I've learned that it doesn't pay to beat myself over the head on the day I write that first draft. It will most likely end up with me being frustrated and angry with myself and a story that is no better than on the first writing.
It pays to edit at a later time. How much later doesn't matter. The important thing is to let the story sit before you attempt your revisions and editing. As the poster tells us, editing is the right thing to do. Not only right--it's crucial!
But what happens when you stare at the first draft for an exceedingly long period of time and you're still in the dark as to what to do to make the story better? Go ahead and stare for as long as you like, be like the person in the poster below. There are times when 70% of your ediitng process is staring at your work. The hope is that you'll suddenly see the way out of the dark tunnel and your fingers will fly over the keyboard making the needed changes. Does it always happen? No, but it will work a good deal of the time.

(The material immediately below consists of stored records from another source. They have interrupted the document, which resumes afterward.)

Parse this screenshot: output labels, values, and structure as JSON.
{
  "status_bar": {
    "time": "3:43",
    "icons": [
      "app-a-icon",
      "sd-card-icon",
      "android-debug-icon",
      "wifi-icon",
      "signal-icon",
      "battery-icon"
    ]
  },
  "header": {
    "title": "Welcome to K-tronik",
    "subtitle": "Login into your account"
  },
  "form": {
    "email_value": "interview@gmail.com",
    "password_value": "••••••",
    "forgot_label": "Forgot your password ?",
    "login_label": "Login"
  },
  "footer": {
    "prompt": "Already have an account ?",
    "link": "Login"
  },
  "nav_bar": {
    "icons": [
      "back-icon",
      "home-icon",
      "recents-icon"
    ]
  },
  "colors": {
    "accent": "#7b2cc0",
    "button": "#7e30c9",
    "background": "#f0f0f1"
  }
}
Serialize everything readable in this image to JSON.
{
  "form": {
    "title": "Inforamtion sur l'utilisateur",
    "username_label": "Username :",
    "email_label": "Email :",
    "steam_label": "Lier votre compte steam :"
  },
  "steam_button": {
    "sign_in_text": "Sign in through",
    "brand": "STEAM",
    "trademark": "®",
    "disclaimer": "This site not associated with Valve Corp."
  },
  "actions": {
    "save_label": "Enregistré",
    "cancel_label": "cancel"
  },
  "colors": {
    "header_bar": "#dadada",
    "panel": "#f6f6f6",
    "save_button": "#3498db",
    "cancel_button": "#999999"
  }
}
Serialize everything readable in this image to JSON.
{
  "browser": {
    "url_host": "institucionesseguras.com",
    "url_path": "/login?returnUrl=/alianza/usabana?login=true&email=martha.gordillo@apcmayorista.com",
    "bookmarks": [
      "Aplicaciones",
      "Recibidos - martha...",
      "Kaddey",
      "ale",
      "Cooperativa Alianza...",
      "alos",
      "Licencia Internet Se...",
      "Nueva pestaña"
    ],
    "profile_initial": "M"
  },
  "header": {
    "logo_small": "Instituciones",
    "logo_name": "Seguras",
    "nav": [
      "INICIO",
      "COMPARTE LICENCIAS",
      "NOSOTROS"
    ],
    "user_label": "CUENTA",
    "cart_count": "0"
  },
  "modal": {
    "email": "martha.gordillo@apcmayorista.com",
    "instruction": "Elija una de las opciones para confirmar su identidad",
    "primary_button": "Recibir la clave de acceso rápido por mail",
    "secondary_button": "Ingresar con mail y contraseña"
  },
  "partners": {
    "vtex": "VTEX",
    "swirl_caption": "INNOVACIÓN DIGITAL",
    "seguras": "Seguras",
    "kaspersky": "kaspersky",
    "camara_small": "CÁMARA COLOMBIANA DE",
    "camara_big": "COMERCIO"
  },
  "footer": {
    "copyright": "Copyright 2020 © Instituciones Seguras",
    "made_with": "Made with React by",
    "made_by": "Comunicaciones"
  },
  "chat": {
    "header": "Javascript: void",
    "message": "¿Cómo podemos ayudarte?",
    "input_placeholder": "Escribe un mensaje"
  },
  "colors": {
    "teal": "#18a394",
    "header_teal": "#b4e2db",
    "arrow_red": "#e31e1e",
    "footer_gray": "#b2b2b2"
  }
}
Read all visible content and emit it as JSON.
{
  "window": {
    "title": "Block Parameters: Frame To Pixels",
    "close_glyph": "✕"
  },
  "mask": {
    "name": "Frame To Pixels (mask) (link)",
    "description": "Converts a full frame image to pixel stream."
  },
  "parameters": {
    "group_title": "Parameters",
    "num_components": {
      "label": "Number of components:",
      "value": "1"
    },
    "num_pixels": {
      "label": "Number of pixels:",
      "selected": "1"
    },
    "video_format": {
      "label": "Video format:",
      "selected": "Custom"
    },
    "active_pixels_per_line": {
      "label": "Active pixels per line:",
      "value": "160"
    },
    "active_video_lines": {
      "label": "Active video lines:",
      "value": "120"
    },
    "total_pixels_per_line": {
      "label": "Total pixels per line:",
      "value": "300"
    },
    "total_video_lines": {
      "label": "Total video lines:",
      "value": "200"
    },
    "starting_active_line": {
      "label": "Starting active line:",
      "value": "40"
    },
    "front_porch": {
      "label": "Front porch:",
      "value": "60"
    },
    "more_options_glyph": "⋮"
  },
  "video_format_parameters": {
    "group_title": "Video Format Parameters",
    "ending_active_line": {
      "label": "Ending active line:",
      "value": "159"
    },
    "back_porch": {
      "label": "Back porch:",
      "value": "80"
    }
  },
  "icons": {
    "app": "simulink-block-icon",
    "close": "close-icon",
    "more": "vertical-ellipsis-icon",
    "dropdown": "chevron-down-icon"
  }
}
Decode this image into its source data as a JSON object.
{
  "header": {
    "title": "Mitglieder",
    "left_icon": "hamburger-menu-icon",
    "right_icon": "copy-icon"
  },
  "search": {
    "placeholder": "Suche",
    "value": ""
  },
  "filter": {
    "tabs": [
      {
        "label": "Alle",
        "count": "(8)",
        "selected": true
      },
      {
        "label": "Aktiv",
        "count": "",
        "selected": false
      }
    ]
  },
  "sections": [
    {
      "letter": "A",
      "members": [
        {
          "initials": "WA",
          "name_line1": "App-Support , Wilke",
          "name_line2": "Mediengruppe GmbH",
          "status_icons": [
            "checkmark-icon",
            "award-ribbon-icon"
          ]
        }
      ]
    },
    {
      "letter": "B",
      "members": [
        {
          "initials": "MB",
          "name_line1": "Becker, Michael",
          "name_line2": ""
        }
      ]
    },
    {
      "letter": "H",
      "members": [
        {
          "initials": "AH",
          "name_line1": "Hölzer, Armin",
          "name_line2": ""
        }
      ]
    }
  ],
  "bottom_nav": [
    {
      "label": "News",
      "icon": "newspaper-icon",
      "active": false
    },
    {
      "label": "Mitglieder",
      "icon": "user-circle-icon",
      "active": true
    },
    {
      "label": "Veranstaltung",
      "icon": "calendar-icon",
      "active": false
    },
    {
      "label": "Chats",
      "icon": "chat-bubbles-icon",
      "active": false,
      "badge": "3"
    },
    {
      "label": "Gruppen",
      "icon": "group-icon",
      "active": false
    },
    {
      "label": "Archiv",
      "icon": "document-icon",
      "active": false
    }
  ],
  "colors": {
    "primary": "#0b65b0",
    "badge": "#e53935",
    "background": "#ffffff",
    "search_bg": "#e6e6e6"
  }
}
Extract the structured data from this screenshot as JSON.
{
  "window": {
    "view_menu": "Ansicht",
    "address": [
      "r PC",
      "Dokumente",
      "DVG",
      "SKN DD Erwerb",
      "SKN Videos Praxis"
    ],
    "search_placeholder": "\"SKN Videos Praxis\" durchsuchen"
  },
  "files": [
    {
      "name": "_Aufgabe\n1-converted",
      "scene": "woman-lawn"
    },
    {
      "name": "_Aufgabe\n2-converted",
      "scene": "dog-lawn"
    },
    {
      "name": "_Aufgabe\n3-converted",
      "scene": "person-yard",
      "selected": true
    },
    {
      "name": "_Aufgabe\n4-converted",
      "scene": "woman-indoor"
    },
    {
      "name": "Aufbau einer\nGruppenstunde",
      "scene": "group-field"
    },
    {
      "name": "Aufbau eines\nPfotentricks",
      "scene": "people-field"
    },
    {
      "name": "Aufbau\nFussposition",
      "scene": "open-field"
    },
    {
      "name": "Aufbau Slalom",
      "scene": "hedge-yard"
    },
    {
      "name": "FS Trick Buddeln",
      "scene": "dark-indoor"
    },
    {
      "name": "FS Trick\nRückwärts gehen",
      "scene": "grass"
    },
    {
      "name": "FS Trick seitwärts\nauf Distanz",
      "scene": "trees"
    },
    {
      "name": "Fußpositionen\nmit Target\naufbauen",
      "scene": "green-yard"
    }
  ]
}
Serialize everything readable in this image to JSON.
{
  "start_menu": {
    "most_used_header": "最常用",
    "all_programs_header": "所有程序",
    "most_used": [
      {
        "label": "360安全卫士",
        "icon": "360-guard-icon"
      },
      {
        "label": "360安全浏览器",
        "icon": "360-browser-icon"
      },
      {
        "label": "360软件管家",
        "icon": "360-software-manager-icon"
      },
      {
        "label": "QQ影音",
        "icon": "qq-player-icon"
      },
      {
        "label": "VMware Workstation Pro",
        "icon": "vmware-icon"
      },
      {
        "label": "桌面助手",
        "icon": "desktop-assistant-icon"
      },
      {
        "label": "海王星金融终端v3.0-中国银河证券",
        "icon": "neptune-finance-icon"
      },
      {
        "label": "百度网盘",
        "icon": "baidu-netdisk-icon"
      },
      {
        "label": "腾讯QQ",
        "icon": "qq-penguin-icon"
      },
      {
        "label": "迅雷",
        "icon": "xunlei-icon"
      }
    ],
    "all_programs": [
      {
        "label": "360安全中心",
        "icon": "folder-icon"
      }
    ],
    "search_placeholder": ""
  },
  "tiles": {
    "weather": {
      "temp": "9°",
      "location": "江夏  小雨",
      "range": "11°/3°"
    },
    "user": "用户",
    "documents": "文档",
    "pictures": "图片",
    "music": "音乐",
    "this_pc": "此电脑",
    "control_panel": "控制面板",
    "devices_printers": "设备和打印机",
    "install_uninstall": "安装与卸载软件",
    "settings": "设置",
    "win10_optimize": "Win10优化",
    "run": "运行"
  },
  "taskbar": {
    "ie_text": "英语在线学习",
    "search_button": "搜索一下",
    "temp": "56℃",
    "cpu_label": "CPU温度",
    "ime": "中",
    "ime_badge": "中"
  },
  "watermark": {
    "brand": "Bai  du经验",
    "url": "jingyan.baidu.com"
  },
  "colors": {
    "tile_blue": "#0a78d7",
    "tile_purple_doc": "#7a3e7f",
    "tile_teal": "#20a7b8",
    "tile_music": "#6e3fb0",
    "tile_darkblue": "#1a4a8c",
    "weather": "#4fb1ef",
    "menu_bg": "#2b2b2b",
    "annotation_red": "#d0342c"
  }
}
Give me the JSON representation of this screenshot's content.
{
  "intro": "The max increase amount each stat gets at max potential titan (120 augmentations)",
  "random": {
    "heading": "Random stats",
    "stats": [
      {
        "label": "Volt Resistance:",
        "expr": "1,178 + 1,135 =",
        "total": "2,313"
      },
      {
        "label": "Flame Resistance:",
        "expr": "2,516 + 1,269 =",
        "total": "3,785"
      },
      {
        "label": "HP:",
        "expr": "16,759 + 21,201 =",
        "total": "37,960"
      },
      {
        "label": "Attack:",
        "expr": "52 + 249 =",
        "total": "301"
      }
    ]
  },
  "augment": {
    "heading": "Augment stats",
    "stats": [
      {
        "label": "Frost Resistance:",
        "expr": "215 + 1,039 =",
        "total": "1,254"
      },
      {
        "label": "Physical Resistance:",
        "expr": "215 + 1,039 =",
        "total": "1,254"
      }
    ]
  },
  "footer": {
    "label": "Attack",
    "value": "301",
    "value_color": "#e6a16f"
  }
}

My next job today is to stare at that draft I wrote yesterday. I hope that I'll see the places where I can add or change to make my story better. I want to make it one that I can send to my critique group to get some objective eyes on it. Then, I'll make further revisions and send the story to the Chicken Soup editors for the final judgement.
How about you? What's your editing process? Have you found a magic formula for editing that turns your stories into publishable pieces? If so, let us know your method.